Toutes les parties au conflit armé qui déchire depuis quarante ans la Colombie - que ce soit les forces de sécurité, les paramilitaires ou les groupes de la guérilla - ont commis de graves atteintes aux droits humains. Toutefois, les paramilitaires, qui agissent souvent de concert avec les forces de sécurité, sont responsables de la majorité des homicides, des « disparitions », des actes de torture et des déplacements forcés de population.

Le gouvernement a posé comme condition préalable à l’ouverture de discussions sur la démobilisation des paramilitaires que ces derniers mettent fin aux attaques contre les civils. Or, depuis la « cessation des hostilités » décrétée en décembre 2002 par les paramilitaires, plus de 2 200 homicides ou « disparitions » de civils leur ont été attribués.

De graves atteintes aux droits humains continuent également d’être perpétrées par des paramilitaires agissant en coordination avec les forces de sécurité, ainsi que par des groupes paramilitaires qui sévissent dans des secteurs où ils sont pourtant censés avoir été dissous.

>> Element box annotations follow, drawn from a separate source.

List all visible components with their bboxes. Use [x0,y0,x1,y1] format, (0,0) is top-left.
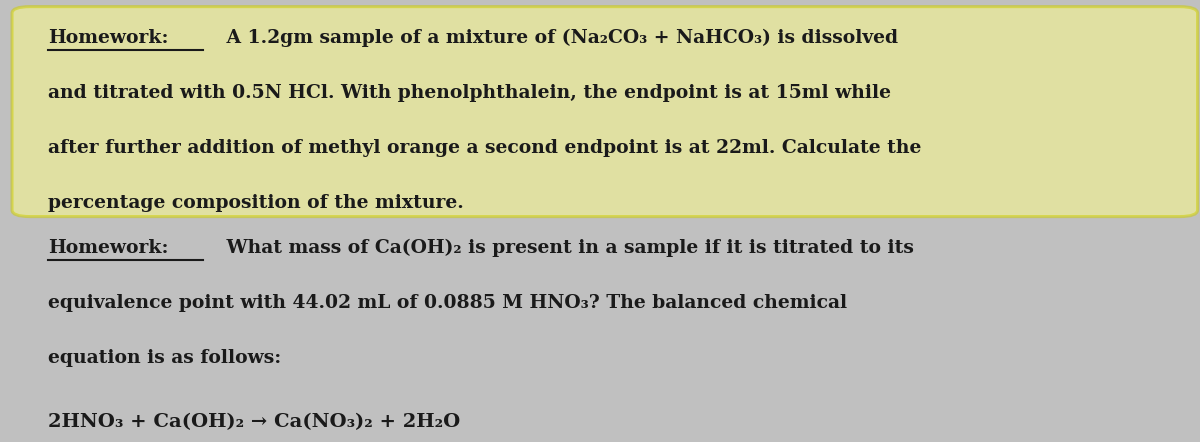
FancyBboxPatch shape [12,7,1198,217]
Text: Homework:: Homework: [48,239,168,257]
Text: 2HNO₃ + Ca(OH)₂ → Ca(NO₃)₂ + 2H₂O: 2HNO₃ + Ca(OH)₂ → Ca(NO₃)₂ + 2H₂O [48,413,461,431]
Text: What mass of Ca(OH)₂ is present in a sample if it is titrated to its: What mass of Ca(OH)₂ is present in a sam… [220,239,913,257]
Text: equivalence point with 44.02 mL of 0.0885 M HNO₃? The balanced chemical: equivalence point with 44.02 mL of 0.088… [48,294,847,312]
Text: Homework:: Homework: [48,29,168,47]
Text: after further addition of methyl orange a second endpoint is at 22ml. Calculate : after further addition of methyl orange … [48,139,922,157]
Text: equation is as follows:: equation is as follows: [48,349,281,367]
Text: A 1.2gm sample of a mixture of (Na₂CO₃ + NaHCO₃) is dissolved: A 1.2gm sample of a mixture of (Na₂CO₃ +… [220,29,898,47]
Text: and titrated with 0.5N HCl. With phenolphthalein, the endpoint is at 15ml while: and titrated with 0.5N HCl. With phenolp… [48,84,890,102]
Text: percentage composition of the mixture.: percentage composition of the mixture. [48,194,463,213]
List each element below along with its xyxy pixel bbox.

« En ne garantissant pas que les auteurs présumés d’atteintes graves aux droits humains feront l’objet d’enquêtes approfondies et impartiales, dans le cadre d’une procédure conforme aux normes internationales relatives à la vérité, à la justice et au droit aux réparations, ce projet de loi accorde un certificat d’impunité, non seulement aux paramilitaires, mais également aux membres des forces de sécurité qui les appuient et, de manière générale, aux individus qui encouragent leur action, ainsi, d’ailleurs, qu’aux membres des mouvements de guérilla impliqués dans des exactions », a déclaré Amnesty International.

Complément d’information

Le gouvernement a ouvert des pourparlers sur la démobilisation avec les Autodefensas Unidas de Colombia (AUC, Milices d’autodéfense unies de Colombie), organisation soutenue par l’armée et qui rassemble divers groupes paramilitaires, peu après l’annonce par les AUC d’une cessation des hostilités, en décembre 2002. Aux termes de l’accord de Santa Fe de Ralito, signé en juillet 2003, les AUC ont accepté de démobiliser leurs troupes (qui comporteraient jusqu’à 20 000 hommes) d’ici la fin de l’année 2005. Selon certaines informations, plus de 5 000 paramilitaires auraient été démobilisés pour l’instant.

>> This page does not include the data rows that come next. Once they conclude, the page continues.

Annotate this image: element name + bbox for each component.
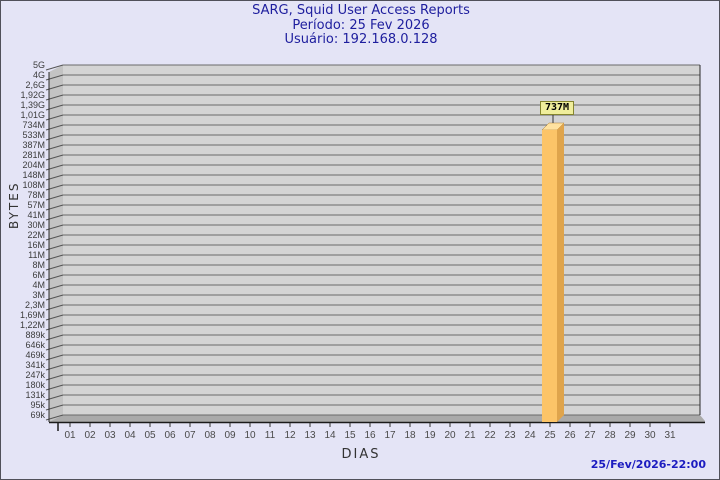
generation-timestamp: 25/Fev/2026-22:00 [590, 458, 706, 471]
x-tick-label: 01 [64, 430, 76, 441]
bar-day-25 [542, 130, 557, 422]
y-tick-label: 387M [22, 140, 45, 150]
x-tick-label: 30 [644, 430, 656, 441]
y-tick-label: 4G [33, 70, 45, 80]
y-tick-label: 78M [27, 190, 45, 200]
x-tick-label: 06 [164, 430, 176, 441]
page-title: SARG, Squid User Access Reports [252, 3, 470, 18]
y-tick-label: 247k [25, 370, 45, 380]
x-tick-label: 13 [304, 430, 316, 441]
y-tick-label: 281M [22, 150, 45, 160]
x-tick-label: 04 [124, 430, 136, 441]
x-tick-label: 07 [184, 430, 196, 441]
x-tick-label: 18 [404, 430, 416, 441]
x-tick-label: 17 [384, 430, 396, 441]
y-tick-label: 3M [32, 290, 45, 300]
y-tick-label: 69k [30, 410, 45, 420]
y-tick-label: 30M [27, 220, 45, 230]
title-block: SARG, Squid User Access Reports Período:… [1, 3, 719, 48]
x-tick-label: 05 [144, 430, 156, 441]
y-tick-label: 533M [22, 130, 45, 140]
y-tick-label: 889k [25, 330, 45, 340]
x-tick-label: 16 [364, 430, 376, 441]
x-tick-label: 20 [444, 430, 456, 441]
report-user: Usuário: 192.168.0.128 [284, 32, 438, 47]
x-tick-label: 27 [584, 430, 596, 441]
y-tick-label: 131k [25, 390, 45, 400]
x-tick-label: 11 [265, 430, 276, 441]
y-tick-label: 108M [22, 180, 45, 190]
plot-area [63, 65, 700, 415]
x-tick-label: 08 [204, 430, 216, 441]
x-tick-label: 31 [664, 430, 676, 441]
left-wall [49, 65, 63, 422]
y-tick-label: 16M [27, 240, 45, 250]
x-tick-label: 09 [224, 430, 236, 441]
x-tick-label: 23 [504, 430, 516, 441]
y-tick-label: 180k [25, 380, 45, 390]
y-tick-label: 2,3M [25, 300, 45, 310]
y-tick-label: 95k [30, 400, 45, 410]
x-tick-label: 12 [284, 430, 296, 441]
y-tick-label: 1,01G [20, 110, 45, 120]
x-tick-label: 02 [84, 430, 96, 441]
x-tick-label: 26 [564, 430, 576, 441]
report-period: Período: 25 Fev 2026 [292, 17, 430, 33]
y-tick-label: 8M [32, 260, 45, 270]
x-tick-label: 19 [424, 430, 436, 441]
x-tick-label: 24 [524, 430, 536, 441]
x-tick-label: 03 [104, 430, 116, 441]
x-tick-label: 14 [324, 430, 336, 441]
y-tick-label: 41M [27, 210, 45, 220]
y-tick-label: 204M [22, 160, 45, 170]
y-tick-label: 2,6G [25, 80, 45, 90]
x-tick-label: 10 [244, 430, 256, 441]
y-tick-label: 1,22M [20, 320, 45, 330]
x-tick-label: 29 [624, 430, 636, 441]
y-tick-label: 341k [25, 360, 45, 370]
y-tick-label: 22M [27, 230, 45, 240]
bar-value-label: 737M [540, 101, 574, 115]
x-axis-title: DIAS [341, 447, 381, 462]
y-tick-label: 11M [28, 250, 45, 260]
y-tick-label: 4M [32, 280, 45, 290]
x-tick-label: 15 [344, 430, 356, 441]
bar-side-face [557, 123, 564, 422]
y-tick-label: 734M [22, 120, 45, 130]
x-tick-label: 25 [544, 430, 556, 441]
y-tick-label: 5G [33, 60, 45, 70]
y-tick-label: 148M [22, 170, 45, 180]
y-tick-label: 646k [25, 340, 45, 350]
y-tick-label: 1,39G [20, 100, 45, 110]
y-tick-label: 1,92G [20, 90, 45, 100]
floor [49, 415, 705, 422]
y-tick-label: 6M [32, 270, 45, 280]
y-tick [45, 64, 64, 71]
x-tick-label: 28 [604, 430, 616, 441]
x-tick-label: 21 [464, 430, 476, 441]
x-tick-label: 22 [484, 430, 496, 441]
y-tick-label: 1,69M [20, 310, 45, 320]
y-tick-label: 57M [27, 200, 45, 210]
y-axis-title: BYTES [7, 181, 21, 229]
y-tick-label: 469k [25, 350, 45, 360]
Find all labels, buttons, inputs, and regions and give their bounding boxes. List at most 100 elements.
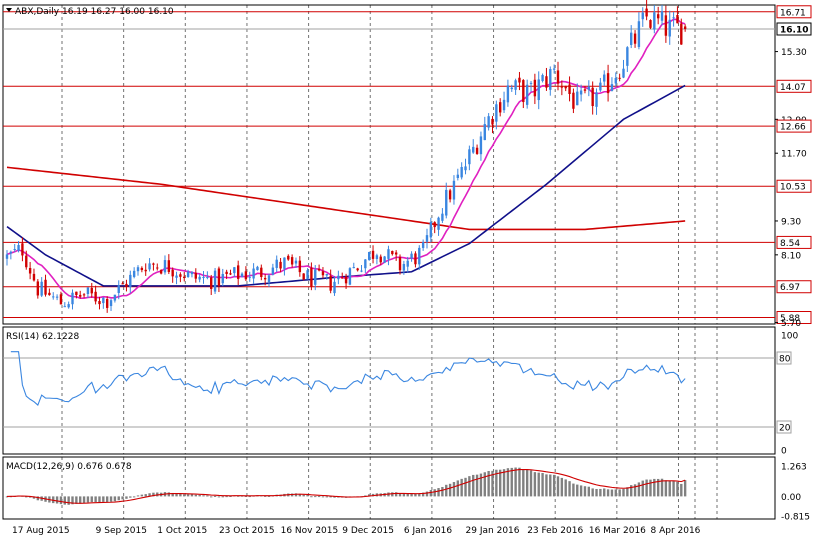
candle-body [75, 291, 78, 295]
macd-bar [183, 494, 186, 497]
candle-body [514, 80, 517, 90]
candle-body [464, 166, 467, 171]
macd-bar [499, 469, 502, 497]
macd-bar [394, 492, 398, 497]
candle-body [425, 235, 429, 242]
candle-body [502, 99, 506, 111]
macd-bar [202, 495, 205, 497]
macd-bar [660, 478, 664, 497]
macd-bar [614, 489, 617, 497]
macd-bar [572, 483, 575, 497]
price-axis-label: 15.30 [781, 48, 807, 58]
dropdown-icon[interactable] [6, 8, 12, 12]
macd-bar [298, 493, 302, 497]
macd-bar [487, 471, 490, 497]
candle-body [572, 92, 575, 109]
candle-body [683, 26, 687, 29]
candle-body [656, 14, 660, 19]
macd-bar [190, 494, 194, 497]
macd-bar [125, 496, 128, 499]
price-tag-box [776, 179, 812, 193]
macd-bar [618, 489, 621, 497]
candle-body [28, 267, 32, 274]
candle-body [437, 217, 440, 230]
macd-bar [525, 469, 529, 497]
candle-body [267, 275, 271, 282]
candle-body [210, 277, 213, 289]
candle-body [356, 268, 359, 271]
candle-body [564, 85, 567, 89]
candle-body [545, 76, 548, 88]
x-tick-label: 6 Jan 2016 [404, 526, 452, 536]
macd-bar [506, 468, 510, 497]
macd-bar [333, 496, 336, 498]
macd-bar [148, 493, 151, 497]
macd-bar [325, 496, 329, 498]
candle-body [541, 75, 544, 82]
macd-bar [533, 472, 537, 497]
candle-body [287, 255, 290, 260]
candle-body [579, 90, 583, 95]
macd-bar [55, 496, 59, 504]
macd-bar [510, 467, 513, 497]
candle-body [556, 70, 560, 84]
macd-bar [132, 496, 136, 498]
candle-body [402, 264, 406, 271]
candle-body [325, 273, 329, 276]
price-tag-label: 5.88 [780, 314, 800, 324]
macd-bar [595, 488, 598, 497]
macd-bar [314, 496, 317, 498]
candle-body [522, 80, 525, 103]
macd-bar [98, 496, 101, 503]
candle-body [321, 271, 325, 276]
candle-body [125, 283, 128, 288]
macd-bar [186, 494, 190, 497]
macd-bar [198, 495, 201, 497]
candle-body [348, 268, 352, 285]
macd-bar [429, 490, 433, 497]
x-tick-label: 16 Nov 2015 [281, 526, 339, 536]
candle-body [186, 271, 190, 277]
candle-body [618, 77, 621, 79]
macd-bar [317, 496, 321, 498]
macd-bar [599, 488, 602, 497]
candle-body [17, 245, 20, 251]
candle-body [352, 267, 355, 269]
candle-body [86, 287, 90, 295]
candle-body [129, 274, 132, 288]
macd-bar [414, 494, 417, 497]
macd-bar [263, 495, 267, 497]
candle-body [36, 281, 40, 296]
macd-bar [468, 476, 471, 497]
macd-bar [144, 494, 147, 497]
candle-body [190, 271, 194, 275]
macd-bar [59, 496, 63, 505]
macd-axis-label: 0.00 [781, 493, 801, 503]
candle-body [306, 270, 309, 280]
candle-body [152, 263, 155, 265]
candle-body [121, 283, 124, 285]
candle-body [610, 84, 614, 91]
macd-bar [456, 480, 460, 497]
rsi-line [10, 351, 686, 406]
candle-body [310, 267, 313, 287]
candle-body [183, 276, 186, 278]
candle-body [13, 249, 16, 251]
macd-bar [491, 470, 494, 497]
candle-body [445, 189, 448, 216]
macd-bar [175, 493, 178, 497]
candle-body [603, 74, 606, 82]
macd-bar [622, 488, 625, 497]
price-tag: 14.07 [776, 79, 812, 93]
candle-body [460, 166, 463, 178]
candle-body [317, 268, 321, 271]
candle-body [410, 253, 413, 259]
macd-bar [433, 489, 436, 497]
candle-body [448, 190, 452, 200]
candle-body [599, 82, 602, 91]
candle-body [240, 273, 244, 277]
macd-bar [32, 496, 36, 499]
macd-bar [105, 496, 109, 503]
candle-body [283, 257, 286, 269]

Le 13 avril dernier, le haut-commissaire de l’ONU pour les droits de l’homme, Louise Arbour, a déclaré, en substance, qu’il convenait certes d’examiner la possibilité d’accorder des avantages judiciaires aux membres des groupes armés clandestins qui acceptaient de déposer collectivement les armes et de signer un accord de paix avec le gouvernement. Elle a toutefois souligné que ces avantages devaient être attribués en fonction de la volonté démontrée par les intéressés d’aider la justice, notamment en faisant la lumière sur les événements survenus et en s’efforçant de réparer le préjudice causé aux victimes. Elle a également insisté sur le fait que des mesures devaient être prises pour démanteler les structures illégales qui permettaient à ces groupes d’exercer une influence sociale, économique et politique. Louise Arbour a exprimé à cet égard la vive inquiétude que lui inspirait, sous sa forme actuelle, le texte du projet de loi en cours d’examen devant le Congrès de Colombie. Elle a invité les autorités colombiennes à suivre les conseils prodigués sur ce sujet essentiel par les services du Haut-Commissariat en Colombie.